As the most important election of our lifetimes barrels toward the home stretch, it’s worth pondering the significance of a single line from the last presidential debate. In response to debate moderator Kristen Welker’s final question—“Imagine this is your inauguration day; what will you say in your address to America, to Americans who did not vote for you?”—President Trump, near the end of his response, remarked strikingly, “We have to make our country totally successful as it was prior to the plague coming in from China. . . . Success will bring us together” (emphasis added).
This portion of the president’s answer is deceptively powerful in the current moment. The best argument the president can make in the final days of the 2020 campaign to those who have not yet voted is that he is an exceptional steward of the economy—and that his track record was disrupted only by the onset of the novel coronavirus and exacerbated by maddening overreactions from lockdown-happy blue-state governors and blinkered public-health experts.
The reason this is such a good point to hammer home and drive support at the polls is because the country really is badly divided, for a whole host of reasons. A partial list of causes would include decades of bad trade deals, stupid wars, and massive illegal immigration, all of which have been compounded by the more recent outbreak of the liberty-destroying viruses of political correctness and critical race theory, together with a news media that prefers to push narratives (always, conveniently, in favor of the Democratic Party) rather than report facts.
America is seriously polarized, and Americans have been set at each other’s throats along lines of race, class, and sex. What, then, might bring the vast majority of Americans together?
Ordinarily, a country (especially one like ours) would be able to rally to its founding and its shared traditions to inspire unity again. High ideals and past triumphs would provide more than ample motivation to tackle the challenges that face them. But how can we forge togetherness and unity out of rancid raw material—intense division bordering on outright hatred for those who vote for the other party and dangerous, not to mention deeply irresponsible, rhetoric endorsing a “coup” should the president win reelection?

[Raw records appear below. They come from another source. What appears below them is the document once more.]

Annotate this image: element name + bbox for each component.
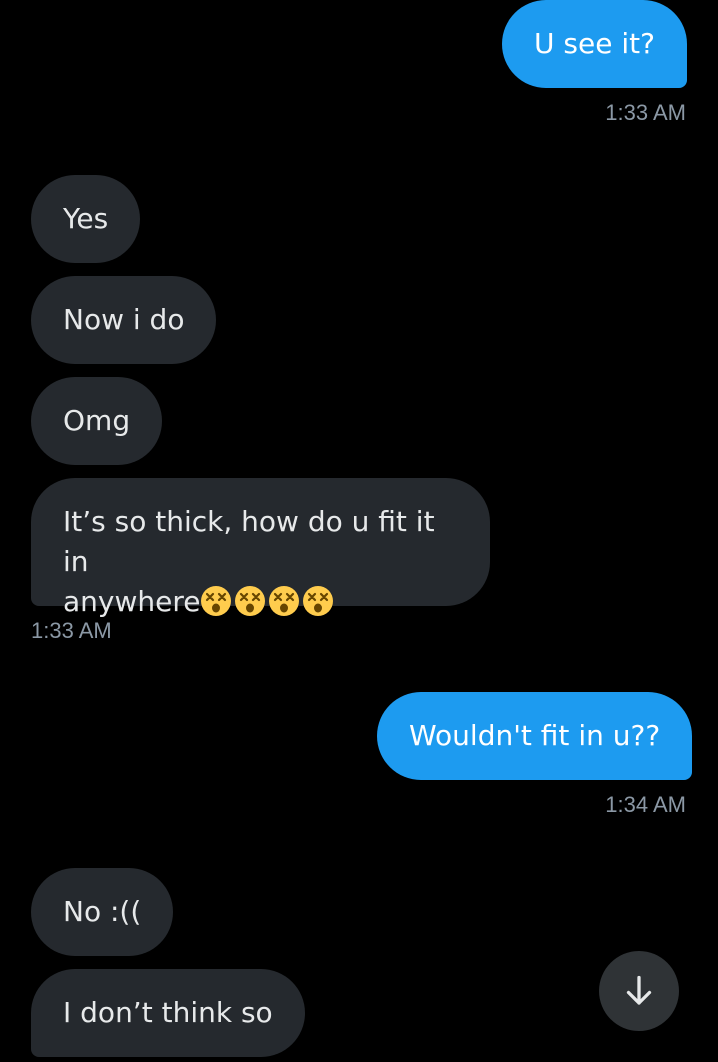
message-bubble-received[interactable]: No :((: [31, 868, 174, 956]
arrow-down-icon: [626, 975, 652, 1005]
message-text: anywhere: [63, 585, 201, 618]
scroll-to-bottom-button[interactable]: [599, 951, 679, 1031]
message-bubble-received[interactable]: I don’t think so: [31, 969, 305, 1057]
message-bubble-received[interactable]: It’s so thick, how do u fit it in anywhe…: [31, 478, 490, 618]
message-bubble-sent[interactable]: Wouldn't fit in u??: [377, 692, 693, 780]
message-line: It’s so thick, how do u fit it in: [63, 505, 435, 578]
message-bubble-received[interactable]: Now i do: [31, 276, 217, 364]
message-bubble-sent[interactable]: U see it?: [502, 0, 687, 88]
emoji-row: [200, 585, 336, 618]
message-timestamp: 1:33 AM: [31, 618, 112, 643]
dizzy-face-emoji: [201, 586, 232, 616]
conversation-view: U see it? 1:33 AM Yes Now i do Omg It’s …: [0, 0, 718, 1062]
message-line: anywhere: [63, 582, 458, 622]
dizzy-face-emoji: [235, 586, 266, 616]
message-bubble-received[interactable]: Omg: [31, 377, 163, 465]
dizzy-face-emoji: [269, 586, 300, 616]
dizzy-face-emoji: [303, 586, 334, 616]
message-timestamp: 1:33 AM: [605, 100, 686, 125]
message-timestamp: 1:34 AM: [605, 792, 686, 817]
message-bubble-received[interactable]: Yes: [31, 175, 141, 263]
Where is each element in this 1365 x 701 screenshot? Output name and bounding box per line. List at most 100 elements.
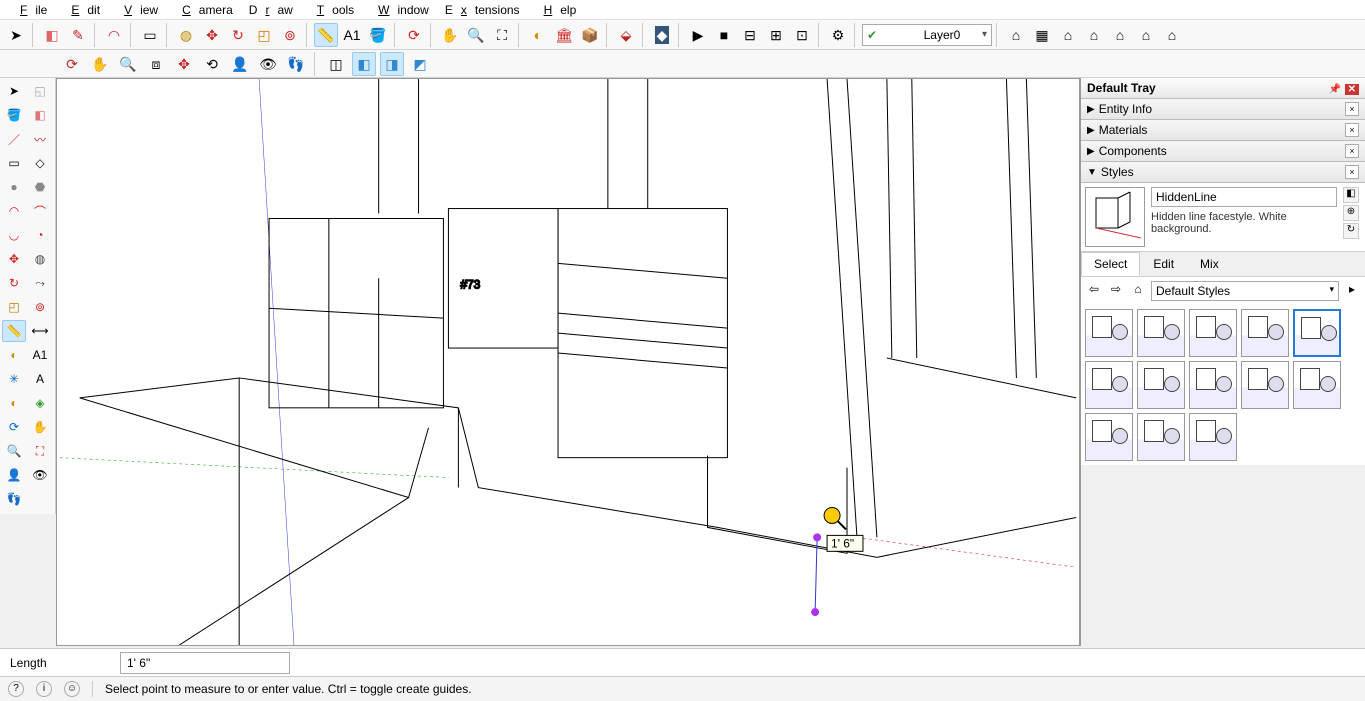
text-icon[interactable]: A1 xyxy=(340,23,364,47)
view-top-icon[interactable]: ▦ xyxy=(1030,23,1054,47)
l-component-icon[interactable]: ◱ xyxy=(28,80,52,102)
orbit2-icon[interactable]: ⟳ xyxy=(60,52,84,76)
zoom-extents2-icon[interactable]: ✥ xyxy=(172,52,196,76)
components-icon[interactable]: 📦 xyxy=(578,23,602,47)
style-thumbnail[interactable] xyxy=(1189,309,1237,357)
position-camera-icon[interactable]: 👤 xyxy=(228,52,252,76)
style-thumbnail[interactable] xyxy=(1189,413,1237,461)
l-offset-icon[interactable]: ⊚ xyxy=(28,296,52,318)
styles-collection-dropdown[interactable]: Default Styles xyxy=(1151,281,1339,301)
l-pan-icon[interactable]: ✋ xyxy=(28,416,52,438)
view-iso-icon[interactable]: ⌂ xyxy=(1004,23,1028,47)
measurement-value-input[interactable]: 1' 6" xyxy=(120,652,290,674)
l-protractor-icon[interactable]: ◐ xyxy=(2,344,26,366)
section-plane-icon[interactable]: ◧ xyxy=(352,52,376,76)
view-right-icon[interactable]: ⌂ xyxy=(1082,23,1106,47)
style-thumbnail[interactable] xyxy=(1293,309,1341,357)
l-look-icon[interactable]: 👁 xyxy=(28,464,52,486)
pencil-icon[interactable]: ✎ xyxy=(66,23,90,47)
pushpull-icon[interactable]: ◍ xyxy=(174,23,198,47)
nav-details-icon[interactable]: ▸ xyxy=(1343,282,1361,300)
scale-icon[interactable]: ◰ xyxy=(252,23,276,47)
zoom-window-icon[interactable]: ⧈ xyxy=(144,52,168,76)
look-around-icon[interactable]: 👁 xyxy=(256,52,280,76)
style-create-icon[interactable]: ⊕ xyxy=(1343,205,1359,221)
select-tool-icon[interactable]: ➤ xyxy=(4,23,28,47)
styles-tab-select[interactable]: Select xyxy=(1081,252,1140,276)
l-followme-icon[interactable]: ⤳ xyxy=(28,272,52,294)
style-thumbnail[interactable] xyxy=(1241,361,1289,409)
styles-tab-mix[interactable]: Mix xyxy=(1187,252,1232,276)
pan-icon[interactable]: ✋ xyxy=(438,23,462,47)
tape-measure-icon[interactable]: 📏 xyxy=(314,23,338,47)
menu-window[interactable]: Window xyxy=(362,1,437,19)
walk-icon[interactable]: 👣 xyxy=(284,52,308,76)
styles-tab-edit[interactable]: Edit xyxy=(1140,252,1187,276)
l-rect-icon[interactable]: ▭ xyxy=(2,152,26,174)
arc-icon[interactable]: ◠ xyxy=(102,23,126,47)
l-3dtext-icon[interactable]: A xyxy=(28,368,52,390)
style-thumbnail[interactable] xyxy=(1085,361,1133,409)
l-text-icon[interactable]: A1 xyxy=(28,344,52,366)
menu-draw[interactable]: Draw xyxy=(241,1,301,19)
l-pie-icon[interactable]: ◔ xyxy=(28,224,52,246)
l-circle-icon[interactable]: ● xyxy=(2,176,26,198)
nav-fwd-icon[interactable]: ⇨ xyxy=(1107,282,1125,300)
style-thumbnail[interactable] xyxy=(1085,413,1133,461)
section-icon[interactable]: ◐ xyxy=(526,23,550,47)
help-icon[interactable]: ? xyxy=(8,681,24,697)
eraser-icon[interactable]: ◧ xyxy=(40,23,64,47)
l-polygon-icon[interactable]: ⬣ xyxy=(28,176,52,198)
rectangle-icon[interactable]: ▭ xyxy=(138,23,162,47)
l-tape-icon[interactable]: 📏 xyxy=(2,320,26,342)
style-thumbnail[interactable] xyxy=(1293,361,1341,409)
l-section-icon[interactable]: ◐ xyxy=(2,392,26,414)
view-left-icon[interactable]: ⌂ xyxy=(1134,23,1158,47)
section-cut-icon[interactable]: ◨ xyxy=(380,52,404,76)
l-arc3-icon[interactable]: ◡ xyxy=(2,224,26,246)
warehouse-icon[interactable]: 🏛 xyxy=(552,23,576,47)
menu-view[interactable]: View xyxy=(108,1,166,19)
l-select-icon[interactable]: ➤ xyxy=(2,80,26,102)
scene-next-icon[interactable]: ⊡ xyxy=(790,23,814,47)
user-icon[interactable]: ☺ xyxy=(64,681,80,697)
l-rotate-icon[interactable]: ↻ xyxy=(2,272,26,294)
style-display-sec-icon[interactable]: ◧ xyxy=(1343,187,1359,203)
view-back-icon[interactable]: ⌂ xyxy=(1108,23,1132,47)
zoom-previous-icon[interactable]: ⟲ xyxy=(200,52,224,76)
orbit-icon[interactable]: ⟳ xyxy=(402,23,426,47)
l-geo-icon[interactable]: ◈ xyxy=(28,392,52,414)
style-update-icon[interactable]: ↻ xyxy=(1343,223,1359,239)
layer-dropdown[interactable]: ✔ Layer0 xyxy=(862,24,992,46)
l-line-icon[interactable]: ／ xyxy=(2,128,26,150)
play-icon[interactable]: ▶ xyxy=(686,23,710,47)
panel-materials[interactable]: ▶Materials× xyxy=(1081,120,1365,141)
style-thumbnail[interactable] xyxy=(1137,413,1185,461)
nav-home-icon[interactable]: ⌂ xyxy=(1129,282,1147,300)
l-scale-icon[interactable]: ◰ xyxy=(2,296,26,318)
section-display-icon[interactable]: ◫ xyxy=(324,52,348,76)
view-bottom-icon[interactable]: ⌂ xyxy=(1160,23,1184,47)
l-pushpull-icon[interactable]: ◍ xyxy=(28,248,52,270)
l-zoom-icon[interactable]: 🔍 xyxy=(2,440,26,462)
zoom-icon[interactable]: 🔍 xyxy=(464,23,488,47)
panel-styles[interactable]: ▼Styles× xyxy=(1081,162,1365,183)
scene-add-icon[interactable]: ⊞ xyxy=(764,23,788,47)
zoom-extents-icon[interactable]: ⛶ xyxy=(490,23,514,47)
settings-icon[interactable]: ⚙ xyxy=(826,23,850,47)
rotate-icon[interactable]: ↻ xyxy=(226,23,250,47)
stop-icon[interactable]: ■ xyxy=(712,23,736,47)
l-rotrect-icon[interactable]: ◇ xyxy=(28,152,52,174)
offset-icon[interactable]: ⊚ xyxy=(278,23,302,47)
menu-file[interactable]: File xyxy=(4,1,55,19)
tray-title-bar[interactable]: Default Tray 📌 ✕ xyxy=(1081,78,1365,99)
l-axes-icon[interactable]: ✳ xyxy=(2,368,26,390)
section-fill-icon[interactable]: ◩ xyxy=(408,52,432,76)
menu-edit[interactable]: Edit xyxy=(55,1,108,19)
scene-prev-icon[interactable]: ⊟ xyxy=(738,23,762,47)
menu-tools[interactable]: Tools xyxy=(301,1,362,19)
l-walk-icon[interactable]: 👣 xyxy=(2,488,26,510)
paint-icon[interactable]: 🪣 xyxy=(366,23,390,47)
l-zoomext-icon[interactable]: ⛶ xyxy=(28,440,52,462)
style-thumbnail[interactable] xyxy=(1085,309,1133,357)
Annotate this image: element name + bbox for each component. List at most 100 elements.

President Trump seems to have hit on the method: Stress something that still binds us, despite all the hate. Americans can still agree that widely shared prosperity is better than destitution and recession, and President Trump must stress that he can deliver that economic success story again if he is given a second term. Again, he already has.
At a moment when our nation is in so many ways like a “house divided,” mutual enmity and mistrust are the order of the day, and we disagree vigorously on first principles, a leader must—of necessity—look to “lower” goods to foster unity. Material prosperity is one such avenue. None of this is to say that economic growth, resulting in improved conditions for many, is not important; it certainly is. But rather that material prosperity is a means to an end, not an end in itself. Mere life, even a comfortable one, ought to be in service of living a good life. But if mere life is all that can unite us, so be it, and only a fool would fail to stress it.
And at this critical inflection point in the history of our country, that might be the only thing about which we can all agree. That’s OK, and President Trump should push it from now until the fat lady sings because it’s his ticket to four more years—and it’s America’s ticket to get off this frightening slope to its destruction.